Note: By default, the predictions of a GLM(M) are on the scale of the linear predictor. For predictions on the scale of the response, specify the argument type = "response"
.
Solution
pred_df <- expand.grid(plot_type = unique(abond$plot_type),
species_id = unique(abond$species_id))
pred_df$pred_glm <- predict(glm_sp, newdata = pred_df)
pred_df$pred_glmm <- predict(glmm_sp, newdata = pred_df)
ggplot(pred_df, aes(x = species_id)) +
labs(y = "log(abondance)") +
geom_point(aes(y = pred_glm), color = "red") +
geom_point(aes(y = pred_glmm), color = "darkblue") +
facet_wrap(~ plot_type)
On the scale of the linear predictor (thus the logarithm of abundance), we see that the predictions of the mixed model (in blue) are shrunk towards the mean, especially for the rarer species DS, SH and SS. This effect is less obvious on the scale of the response (graph below) because both values are close to 0.
pred_df$pred_glm <- predict(glm_sp, newdata = pred_df, type = "response")
pred_df$pred_glmm <- predict(glmm_sp, newdata = pred_df, type = "response")
ggplot(pred_df, aes(x = species_id)) +
labs(y = "abondance") +
geom_point(aes(y = pred_glm), color = "red") +
geom_point(aes(y = pred_glmm), color = "darkblue") +
facet_wrap(~ plot_type)
glmm_sp2 <- glmer(n ~ plot_type + (1 + plot_type | species_id) + (1 | plot_id) + (1 | year),
data = abond, family = poisson,
control = glmerControl(optimizer = "bobyqa"))
The model is overdispersed.
chi2 <- sum(residuals(glmm_sp2, type = "pearson")^2)
1 - pchisq(chi2, df = df.residual(glmm_sp2))
## [1] 0
chi2 / df.residual(glmm_sp2)
## [1] 6.713591
For this model, there are 6 random effects (plot, year, and species with each of the 4 treatments).
re <- ranef(glmm_sp2)
par(mfrow = c(3,2))
qqnorm(re$plot_id$`(Intercept)`, main = "(1 | plot_id)")
qqline(re$plot_id$`(Intercept)`)
qqnorm(re$year$`(Intercept)`, main = "(1 | year)")
qqline(re$year$`(Intercept)`)
qqnorm(re$species_id$`(Intercept)`, main = "(1 | species_id)")
qqline(re$species_id$`(Intercept)`)
qqnorm(re$species_id$`plot_typeKrat Exclosure`, main = "(Krat Exclosure | species_id)")
qqline(re$species_id$`plot_typeKrat Exclosure`)
qqnorm(re$species_id$`plot_typeRodent Exclosure`, main = "(Rodent Exclosure | species_id)")
qqline(re$species_id$`plot_typeRodent Exclosure`)
qqnorm(re$species_id$`plot_typeSpectab exclosure`, main = "(Spectab exclosure | species_id)")
qqline(re$species_id$`plot_typeSpectab exclosure`)
Note: By default, predict
takes into account all random effects.
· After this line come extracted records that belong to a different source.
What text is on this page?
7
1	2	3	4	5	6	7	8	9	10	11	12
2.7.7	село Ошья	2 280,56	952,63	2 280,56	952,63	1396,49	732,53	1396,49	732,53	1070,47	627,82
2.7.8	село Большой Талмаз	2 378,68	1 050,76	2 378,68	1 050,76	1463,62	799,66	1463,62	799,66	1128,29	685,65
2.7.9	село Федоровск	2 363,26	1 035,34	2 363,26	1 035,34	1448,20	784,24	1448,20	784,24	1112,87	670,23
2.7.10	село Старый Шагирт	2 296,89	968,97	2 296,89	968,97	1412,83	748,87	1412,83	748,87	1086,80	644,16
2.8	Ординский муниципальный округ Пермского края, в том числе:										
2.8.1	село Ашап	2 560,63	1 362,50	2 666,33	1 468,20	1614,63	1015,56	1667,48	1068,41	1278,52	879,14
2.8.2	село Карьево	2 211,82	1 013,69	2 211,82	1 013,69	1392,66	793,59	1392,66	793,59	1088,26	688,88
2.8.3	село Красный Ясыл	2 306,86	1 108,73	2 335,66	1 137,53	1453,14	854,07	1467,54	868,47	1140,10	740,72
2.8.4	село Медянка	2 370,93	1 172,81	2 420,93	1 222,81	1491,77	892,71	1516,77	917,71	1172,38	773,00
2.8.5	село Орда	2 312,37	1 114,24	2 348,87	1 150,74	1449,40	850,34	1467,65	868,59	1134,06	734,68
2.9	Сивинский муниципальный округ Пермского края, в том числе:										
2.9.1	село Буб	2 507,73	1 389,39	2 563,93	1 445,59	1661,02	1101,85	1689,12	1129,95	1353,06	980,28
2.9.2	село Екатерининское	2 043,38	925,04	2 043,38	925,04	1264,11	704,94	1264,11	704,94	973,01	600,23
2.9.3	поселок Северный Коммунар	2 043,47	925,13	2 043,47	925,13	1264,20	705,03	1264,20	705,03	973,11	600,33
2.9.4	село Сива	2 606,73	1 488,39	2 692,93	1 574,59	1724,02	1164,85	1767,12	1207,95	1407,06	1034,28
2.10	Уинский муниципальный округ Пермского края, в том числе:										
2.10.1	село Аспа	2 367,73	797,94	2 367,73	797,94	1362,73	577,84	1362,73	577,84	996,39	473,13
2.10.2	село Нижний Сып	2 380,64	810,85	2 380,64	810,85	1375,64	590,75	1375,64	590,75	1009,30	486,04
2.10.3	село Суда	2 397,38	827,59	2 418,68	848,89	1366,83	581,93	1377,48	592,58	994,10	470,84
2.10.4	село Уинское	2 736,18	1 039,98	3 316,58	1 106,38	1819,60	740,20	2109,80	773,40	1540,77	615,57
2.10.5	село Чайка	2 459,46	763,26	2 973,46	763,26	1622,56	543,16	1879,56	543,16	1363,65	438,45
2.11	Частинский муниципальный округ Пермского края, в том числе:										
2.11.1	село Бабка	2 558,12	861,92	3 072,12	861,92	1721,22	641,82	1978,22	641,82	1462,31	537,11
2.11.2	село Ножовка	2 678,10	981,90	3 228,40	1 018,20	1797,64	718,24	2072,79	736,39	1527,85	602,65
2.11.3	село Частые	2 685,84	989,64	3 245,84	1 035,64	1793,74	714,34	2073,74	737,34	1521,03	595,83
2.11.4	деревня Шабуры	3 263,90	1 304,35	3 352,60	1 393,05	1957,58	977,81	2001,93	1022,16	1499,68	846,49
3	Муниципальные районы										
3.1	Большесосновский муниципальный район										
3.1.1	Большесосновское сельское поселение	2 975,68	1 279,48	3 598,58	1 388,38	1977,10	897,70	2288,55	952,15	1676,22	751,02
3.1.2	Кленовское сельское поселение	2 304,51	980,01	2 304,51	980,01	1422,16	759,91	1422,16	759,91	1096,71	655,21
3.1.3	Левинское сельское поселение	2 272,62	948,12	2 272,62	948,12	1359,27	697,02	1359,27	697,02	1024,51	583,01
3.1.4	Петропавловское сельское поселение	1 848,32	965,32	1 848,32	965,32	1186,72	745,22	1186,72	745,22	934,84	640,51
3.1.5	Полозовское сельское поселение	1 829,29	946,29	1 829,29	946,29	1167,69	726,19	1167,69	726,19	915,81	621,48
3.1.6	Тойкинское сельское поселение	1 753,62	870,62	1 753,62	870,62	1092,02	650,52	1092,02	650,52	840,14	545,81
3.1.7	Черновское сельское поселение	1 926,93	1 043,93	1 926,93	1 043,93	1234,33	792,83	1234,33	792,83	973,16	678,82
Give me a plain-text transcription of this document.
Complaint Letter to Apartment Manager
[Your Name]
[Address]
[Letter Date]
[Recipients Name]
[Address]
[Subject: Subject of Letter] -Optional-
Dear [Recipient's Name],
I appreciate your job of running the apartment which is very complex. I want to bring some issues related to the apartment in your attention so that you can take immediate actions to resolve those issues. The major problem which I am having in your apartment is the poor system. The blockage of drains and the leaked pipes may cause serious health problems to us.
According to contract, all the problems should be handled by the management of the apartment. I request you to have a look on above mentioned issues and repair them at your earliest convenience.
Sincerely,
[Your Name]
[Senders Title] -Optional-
To consider only some effects but not others, specify the re.form
argument to predict
. For example, re.form = ~(1 | year)
considers the effect of the year only. To ignore all random effects in predictions, write re.form = ~0
.
Solution
# We take all combinations of species and year
# then add constant columns for the treatment and plot
pred_df2 <- expand.grid(species_id = unique(abond$species_id),
year = unique(abond$year))
pred_df2$plot_type <- "Control"
pred_df2$plot_id <- NA # no known plot ID
# For predictions, we ignore the plot effect
pred_df2$pred <- predict(glmm_sp2, newdata = pred_df2,
re.form = ~ (1 + plot_type | species_id) + (1 | year))
ggplot(pred_df2, aes(x = year, y = pred)) +
labs(y = "log(abundance)") +
geom_point() +
facet_wrap(~ species_id)
Note: Here, all trends are parallel, because in this model, the effect of year and species are additive on the log (abundance) scale.